Traitement pour obtenir de la pâte prête à l'emploi. Première étape : mélanger l'argile sèche avec de l'eau. L'étrange mixture s'écoule alors sur un tamis visant à évincer les petites pierres. On obtient alors de la barotine, une terre très liquide qui est brassée. Puis elle passe dans un filtre-presse : la mixture épaisse est envoyée sous haute pression à travers des bâches. L'eau s'écoule et il ne reste alors que de la terre dure et très pure. Un mélangeur achève le travail pour donner un résultat très dense : de la pâte céramique. Cette dernière est ensuite stockée dans un grand bac ou dans des palettes d'une tonne.

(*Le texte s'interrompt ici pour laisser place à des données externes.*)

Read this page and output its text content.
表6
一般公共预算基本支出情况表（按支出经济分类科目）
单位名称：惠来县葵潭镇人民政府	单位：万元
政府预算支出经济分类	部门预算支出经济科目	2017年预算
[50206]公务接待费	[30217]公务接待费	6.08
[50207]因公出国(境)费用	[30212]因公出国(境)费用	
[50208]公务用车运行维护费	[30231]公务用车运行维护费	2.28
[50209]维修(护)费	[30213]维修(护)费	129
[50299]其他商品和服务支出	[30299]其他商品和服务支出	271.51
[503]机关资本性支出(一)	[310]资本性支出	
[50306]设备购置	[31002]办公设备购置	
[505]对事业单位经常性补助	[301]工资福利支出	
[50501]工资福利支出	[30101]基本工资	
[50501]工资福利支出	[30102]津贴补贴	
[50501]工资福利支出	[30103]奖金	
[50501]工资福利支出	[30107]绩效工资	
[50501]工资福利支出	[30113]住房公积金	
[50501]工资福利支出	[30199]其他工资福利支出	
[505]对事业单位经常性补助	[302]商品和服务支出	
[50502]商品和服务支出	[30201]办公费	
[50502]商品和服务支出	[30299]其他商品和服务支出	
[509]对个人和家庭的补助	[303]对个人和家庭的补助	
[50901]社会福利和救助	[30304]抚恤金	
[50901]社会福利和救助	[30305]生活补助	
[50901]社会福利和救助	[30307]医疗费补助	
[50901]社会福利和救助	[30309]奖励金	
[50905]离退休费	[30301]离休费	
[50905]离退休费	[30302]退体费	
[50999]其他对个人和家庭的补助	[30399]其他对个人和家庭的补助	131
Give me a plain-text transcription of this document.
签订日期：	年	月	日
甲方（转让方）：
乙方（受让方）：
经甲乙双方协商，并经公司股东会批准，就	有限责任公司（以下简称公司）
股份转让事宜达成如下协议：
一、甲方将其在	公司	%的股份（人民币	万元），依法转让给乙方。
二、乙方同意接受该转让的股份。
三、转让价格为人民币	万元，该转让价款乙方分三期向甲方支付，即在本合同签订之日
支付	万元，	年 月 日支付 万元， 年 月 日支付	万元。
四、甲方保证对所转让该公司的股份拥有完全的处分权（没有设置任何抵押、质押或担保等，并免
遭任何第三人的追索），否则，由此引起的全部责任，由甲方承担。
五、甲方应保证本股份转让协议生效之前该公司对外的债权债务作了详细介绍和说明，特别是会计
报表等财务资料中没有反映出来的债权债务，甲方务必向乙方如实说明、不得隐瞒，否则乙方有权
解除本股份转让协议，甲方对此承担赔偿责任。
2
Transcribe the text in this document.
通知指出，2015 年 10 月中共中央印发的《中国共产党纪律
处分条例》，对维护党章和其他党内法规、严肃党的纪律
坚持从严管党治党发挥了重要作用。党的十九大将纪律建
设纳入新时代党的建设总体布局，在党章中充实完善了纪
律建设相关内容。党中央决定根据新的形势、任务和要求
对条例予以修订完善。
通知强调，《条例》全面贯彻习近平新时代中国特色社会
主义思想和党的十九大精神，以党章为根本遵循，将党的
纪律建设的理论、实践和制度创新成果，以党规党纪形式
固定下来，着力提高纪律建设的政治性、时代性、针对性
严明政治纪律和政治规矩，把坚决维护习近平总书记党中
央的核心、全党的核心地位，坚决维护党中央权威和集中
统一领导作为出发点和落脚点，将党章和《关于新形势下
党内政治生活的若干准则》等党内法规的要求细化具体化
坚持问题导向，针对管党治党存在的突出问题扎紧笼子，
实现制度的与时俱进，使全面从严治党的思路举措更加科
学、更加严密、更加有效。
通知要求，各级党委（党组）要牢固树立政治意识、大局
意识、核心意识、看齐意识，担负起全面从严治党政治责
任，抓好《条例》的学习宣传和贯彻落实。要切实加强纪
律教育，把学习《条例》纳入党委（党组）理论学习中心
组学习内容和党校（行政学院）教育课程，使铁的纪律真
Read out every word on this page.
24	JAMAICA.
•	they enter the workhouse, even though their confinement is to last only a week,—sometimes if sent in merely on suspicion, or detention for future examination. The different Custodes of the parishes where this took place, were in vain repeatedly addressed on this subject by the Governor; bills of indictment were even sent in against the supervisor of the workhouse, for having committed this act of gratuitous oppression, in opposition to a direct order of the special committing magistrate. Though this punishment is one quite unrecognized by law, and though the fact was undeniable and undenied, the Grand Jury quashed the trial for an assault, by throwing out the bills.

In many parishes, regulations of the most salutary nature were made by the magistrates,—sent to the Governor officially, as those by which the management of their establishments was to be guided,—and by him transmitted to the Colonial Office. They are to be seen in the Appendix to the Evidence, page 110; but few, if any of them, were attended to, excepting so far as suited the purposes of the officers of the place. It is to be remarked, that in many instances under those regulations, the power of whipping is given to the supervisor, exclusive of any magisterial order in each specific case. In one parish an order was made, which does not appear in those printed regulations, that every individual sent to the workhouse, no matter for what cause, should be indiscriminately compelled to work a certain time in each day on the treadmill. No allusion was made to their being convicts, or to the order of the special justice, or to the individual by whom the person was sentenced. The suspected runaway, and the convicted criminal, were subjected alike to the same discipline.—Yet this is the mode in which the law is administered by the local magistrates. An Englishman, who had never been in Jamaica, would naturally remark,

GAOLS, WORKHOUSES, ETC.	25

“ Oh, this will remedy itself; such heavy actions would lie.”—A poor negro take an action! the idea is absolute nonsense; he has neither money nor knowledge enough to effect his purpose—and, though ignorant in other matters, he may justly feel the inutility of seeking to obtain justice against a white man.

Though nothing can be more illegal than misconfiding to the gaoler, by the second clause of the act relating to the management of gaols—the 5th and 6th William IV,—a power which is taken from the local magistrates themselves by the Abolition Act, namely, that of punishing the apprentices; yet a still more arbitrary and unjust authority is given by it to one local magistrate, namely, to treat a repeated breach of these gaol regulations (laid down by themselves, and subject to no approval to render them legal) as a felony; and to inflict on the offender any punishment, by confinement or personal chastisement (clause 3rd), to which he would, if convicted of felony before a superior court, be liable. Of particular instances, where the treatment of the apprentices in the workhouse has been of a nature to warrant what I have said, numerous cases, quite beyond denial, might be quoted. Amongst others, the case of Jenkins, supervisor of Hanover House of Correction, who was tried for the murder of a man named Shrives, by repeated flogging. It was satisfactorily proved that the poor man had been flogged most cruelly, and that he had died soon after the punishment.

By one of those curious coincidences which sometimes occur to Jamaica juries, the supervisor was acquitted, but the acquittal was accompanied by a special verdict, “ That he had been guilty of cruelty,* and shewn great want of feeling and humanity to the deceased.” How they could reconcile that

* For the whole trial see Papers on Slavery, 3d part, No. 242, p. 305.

Le bon geste de l'artisan pour modeler le vase. Le vase est moulé puis passe entre les mains expertes du potier, qui lui donne sa plus belle forme. Les guirlandes et les écussons, préparés à l'avance, sont apposés à ce moment-là. C'est une étape décisive.
L'enrobage neutralise la couleur originelle de la terre. La terre anduzienne, quand elle cuit, est très rouge. On ne peut pas vraiment vernir efficacement sur ce rouge foncé. L'enrobage d'argile blanc en surface permet de neutraliser cette couleur pour ensuite passer à la coloration définitive de notre fameux vase. Et voici la couleur... Une fois sec, le pot continue sa route. Le vernis du vase, qui fait son éclatante beauté, est obtenu grâce à l'application de toute une gamme de minéraux, qui vont donner différentes couleurs à la cuisson. On utilise du sulfure de plomb et les couleurs sont dues à différents oxydes métalliques. Les couleurs du vrai vase d'Anduze sont bien codifiées : vert sur l'écusson, marron pour la guirlande et pour le reste, c'est du jaune ! Dans le jargon, on dit qu'on est en train de "jasper" le vase.
Direction 24 heures de four : objectif 1 000 degrés. Une fois toutes ces étapes passées, le voyage de notre vase d'Anduze touche à sa fin. Le four met 24 heures pour monter jusqu'à 1 000 degrés. Fin de l'aventure. Les couleurs définitives sont apparues. Le vase est désormais prêt à rejoindre le lieu d'exposition.
Le vase est terminé, il peut embellir tous les jardins. Mondialement connu, le vase d'Anduze a même inspiré des artistes. On peut lire dans le musée de la poterie Les enfants de Boisset un vieux poème de Françoise Auran-Boude : "A un vase d'Anduze". En leur temps, les vases gardois ont même été jusqu'au château de Versailles.
Huit poteries à visiter
Ampholia à Tornac (visites du lundi au samedi de 15 h à 19 heures, sur rdv le matin). La Madeleine à Lézan. Les Cordeliers à Anduze (visites sur rendez-vous). Le chêne vert à Boisset-et-Gaujac (le mercredi de 14 h à 16 h). Les enfants de Boisset à Anduze (visite libre de 9 h à midi et de 14 h à 17 h). Les Terres anciennes à Cardet (du lundi au samedi de 9 h à midi et de 14 h à 18 h). Terre figuière à Marsillargues sur rdv et la Poterie de Montredon sur rendez-vous à Saint-Jean-du-Pin.